Hi Nicolas,
Could you please describe how I could utilize those suggested options to support the workflows described?
Actually, many databases work with an eventual consistency model as well. It’s a common design tradeoff
I agree with this 100%. It’s a design tradeoff informed by the system requirements. I expected that Auth0 was designed to be used as a federated user store, so that my use cases described above would be within the requirements for which your system has been designed (vs. a business intelligence system or a social networking site where eventual consistency doesn’t break the functional requirements of the system). I can’t remember integrating any system that’s shown such large latencies between object creation and availability on the list endpoint in the API, so I’m still confused why the design tradeoff’s were felt to be reasonable in this context. That’s great for you that you’re doing 2 billion interactions, but that does nothing for me as your customer. (Though I would hope that you could direct some of the revenue from all that usage to make this system more performant)
I don’t think going down the path of discussing the technical limitations or design decisions would get us to any valuable outcome.
It might not be a valuable outcome on your end, but as customer of your product understanding the use cases that you are designing your system to support, vs. the one’s that you don’t view as critical or supported, is very important and valuable to me. It’s actually more valuable than getting an understanding of this one tactical question, as knowing how you think about and invest into your product is more important to me than the current state of the product. For example, if the way this conversation went was “We agree that delays any longer than 1 minute are unacceptable, and have plans on our roadmap to ensure that in the future these delays will be managed.” Instead it appears Auth0 is unwilling to commit to any expectations, or communicate any additional information about what, as a customer who is using this for a core piece of my infrastructure, can expect in terms of performance guarantees from you, my vendor. That understanding for me, will be the most valuable outcome from this conversation (unless you are able to explain to me how I can resolve the use cases I described without incurring such delays using your system, but so far it seems that you’re describing features, but not putting them in the context of my requirements).
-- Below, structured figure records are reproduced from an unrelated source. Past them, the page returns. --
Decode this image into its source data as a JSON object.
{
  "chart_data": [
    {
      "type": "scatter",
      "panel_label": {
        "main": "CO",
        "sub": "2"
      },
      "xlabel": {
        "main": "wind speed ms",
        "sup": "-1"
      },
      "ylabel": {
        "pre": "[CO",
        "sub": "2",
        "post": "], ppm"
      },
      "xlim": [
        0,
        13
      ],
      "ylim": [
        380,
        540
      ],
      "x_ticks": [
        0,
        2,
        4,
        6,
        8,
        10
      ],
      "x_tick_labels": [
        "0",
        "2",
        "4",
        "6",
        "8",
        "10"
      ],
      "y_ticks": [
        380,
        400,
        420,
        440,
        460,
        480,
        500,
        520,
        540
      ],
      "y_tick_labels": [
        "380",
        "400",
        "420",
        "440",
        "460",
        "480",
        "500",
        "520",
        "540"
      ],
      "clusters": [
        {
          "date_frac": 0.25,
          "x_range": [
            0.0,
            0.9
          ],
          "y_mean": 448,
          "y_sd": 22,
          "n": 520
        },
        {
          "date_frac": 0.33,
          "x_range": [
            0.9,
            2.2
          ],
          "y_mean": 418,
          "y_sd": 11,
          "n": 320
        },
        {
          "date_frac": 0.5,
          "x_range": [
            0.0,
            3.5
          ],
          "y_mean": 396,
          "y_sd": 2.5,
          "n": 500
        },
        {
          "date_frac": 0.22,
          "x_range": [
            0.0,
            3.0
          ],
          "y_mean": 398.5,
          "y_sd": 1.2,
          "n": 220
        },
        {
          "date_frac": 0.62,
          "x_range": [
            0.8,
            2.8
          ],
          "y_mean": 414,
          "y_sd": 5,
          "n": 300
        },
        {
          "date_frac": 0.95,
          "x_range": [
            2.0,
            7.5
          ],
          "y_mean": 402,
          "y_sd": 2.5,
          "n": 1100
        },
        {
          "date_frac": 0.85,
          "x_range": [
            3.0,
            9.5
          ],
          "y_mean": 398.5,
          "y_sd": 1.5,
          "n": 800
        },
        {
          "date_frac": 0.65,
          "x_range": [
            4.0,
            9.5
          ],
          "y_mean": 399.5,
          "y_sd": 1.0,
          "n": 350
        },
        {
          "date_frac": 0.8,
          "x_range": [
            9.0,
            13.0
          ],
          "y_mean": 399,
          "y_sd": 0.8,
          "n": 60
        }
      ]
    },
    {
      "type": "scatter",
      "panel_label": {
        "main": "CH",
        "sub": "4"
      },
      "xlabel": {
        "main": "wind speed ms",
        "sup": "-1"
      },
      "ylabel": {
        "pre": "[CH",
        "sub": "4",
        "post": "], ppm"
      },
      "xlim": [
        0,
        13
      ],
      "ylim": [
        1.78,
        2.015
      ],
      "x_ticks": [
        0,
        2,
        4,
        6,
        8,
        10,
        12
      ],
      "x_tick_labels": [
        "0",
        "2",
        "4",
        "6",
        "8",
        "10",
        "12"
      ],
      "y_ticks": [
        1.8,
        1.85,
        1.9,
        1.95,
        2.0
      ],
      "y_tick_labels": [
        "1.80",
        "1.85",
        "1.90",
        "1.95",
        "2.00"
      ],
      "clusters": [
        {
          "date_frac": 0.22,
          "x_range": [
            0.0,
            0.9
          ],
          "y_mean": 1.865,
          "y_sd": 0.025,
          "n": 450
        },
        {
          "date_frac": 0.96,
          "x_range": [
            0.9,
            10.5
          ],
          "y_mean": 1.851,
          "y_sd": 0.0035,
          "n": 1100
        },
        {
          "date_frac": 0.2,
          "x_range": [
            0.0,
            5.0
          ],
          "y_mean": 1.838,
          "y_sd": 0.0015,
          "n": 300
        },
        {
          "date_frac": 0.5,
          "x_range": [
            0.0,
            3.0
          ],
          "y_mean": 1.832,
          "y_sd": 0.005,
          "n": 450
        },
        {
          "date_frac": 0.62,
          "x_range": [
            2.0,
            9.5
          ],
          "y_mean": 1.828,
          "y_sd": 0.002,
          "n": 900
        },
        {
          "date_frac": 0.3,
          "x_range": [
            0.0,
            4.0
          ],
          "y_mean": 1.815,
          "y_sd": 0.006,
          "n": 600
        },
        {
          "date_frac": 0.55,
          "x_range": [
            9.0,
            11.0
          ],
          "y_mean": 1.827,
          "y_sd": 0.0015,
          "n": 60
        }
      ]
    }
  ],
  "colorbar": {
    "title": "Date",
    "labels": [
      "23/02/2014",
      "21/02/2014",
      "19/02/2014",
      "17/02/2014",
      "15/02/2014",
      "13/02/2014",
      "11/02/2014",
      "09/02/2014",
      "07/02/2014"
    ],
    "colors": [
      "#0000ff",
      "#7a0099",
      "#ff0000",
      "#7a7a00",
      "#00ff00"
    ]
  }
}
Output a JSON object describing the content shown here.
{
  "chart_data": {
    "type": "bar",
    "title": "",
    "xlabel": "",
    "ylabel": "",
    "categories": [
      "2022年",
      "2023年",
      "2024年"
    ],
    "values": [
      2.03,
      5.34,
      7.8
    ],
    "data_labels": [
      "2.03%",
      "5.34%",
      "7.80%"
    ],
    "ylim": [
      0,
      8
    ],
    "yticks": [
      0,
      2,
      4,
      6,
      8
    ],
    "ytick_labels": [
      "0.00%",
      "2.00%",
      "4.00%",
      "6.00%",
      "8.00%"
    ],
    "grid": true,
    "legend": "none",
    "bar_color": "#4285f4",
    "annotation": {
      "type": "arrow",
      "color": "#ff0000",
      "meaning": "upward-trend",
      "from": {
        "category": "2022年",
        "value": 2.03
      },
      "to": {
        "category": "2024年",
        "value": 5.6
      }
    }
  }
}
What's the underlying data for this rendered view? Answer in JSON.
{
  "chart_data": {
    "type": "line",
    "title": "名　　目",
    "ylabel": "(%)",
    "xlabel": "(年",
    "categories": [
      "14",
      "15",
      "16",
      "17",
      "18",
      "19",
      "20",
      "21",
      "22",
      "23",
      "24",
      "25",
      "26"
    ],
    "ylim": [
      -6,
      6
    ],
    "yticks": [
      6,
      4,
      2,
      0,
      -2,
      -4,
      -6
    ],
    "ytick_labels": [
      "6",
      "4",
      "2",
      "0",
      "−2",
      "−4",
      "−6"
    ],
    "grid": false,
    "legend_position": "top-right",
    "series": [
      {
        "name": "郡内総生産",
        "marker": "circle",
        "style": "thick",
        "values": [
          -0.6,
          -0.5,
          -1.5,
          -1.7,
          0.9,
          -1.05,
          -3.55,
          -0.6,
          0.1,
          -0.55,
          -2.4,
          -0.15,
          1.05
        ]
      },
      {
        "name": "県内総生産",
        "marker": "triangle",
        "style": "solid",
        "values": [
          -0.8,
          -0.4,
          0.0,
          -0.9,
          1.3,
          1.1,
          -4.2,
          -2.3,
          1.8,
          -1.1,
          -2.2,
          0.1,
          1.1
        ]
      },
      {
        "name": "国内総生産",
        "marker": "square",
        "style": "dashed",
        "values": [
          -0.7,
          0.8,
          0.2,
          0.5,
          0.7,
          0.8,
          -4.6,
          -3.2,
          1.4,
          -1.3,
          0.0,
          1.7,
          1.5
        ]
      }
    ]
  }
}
I agree that the technical limitations of your technology decisions shouldn’t be part of this conversation, but your team brought them in as justifications for the poor latency of this end point. I’d prefer to simply be told what the SLO’s are (and ideally make them reasonable), what are supported vs. unsupported intended usages of your product, and allow us to avoid any conversation about technical limitations of different options. Of course, working backwards from customer requirements to technical implementations that meet those requirements is what your engineering team is there for!
In the meantime, can you give any specification about this delay beyond “Auth0 tries to ensure these delays as short as possible”? I am embarrassed to communicate to my internal stakeholders, let alone our customers, that new users added, or changes to existing users, can take a completely unknown amount of time to show up or change. I’ve definitely seen this take over 10 minutes, and I communicated a case to Dan in DM earlier today that seemed to be pushing into the 30 min range IIRC.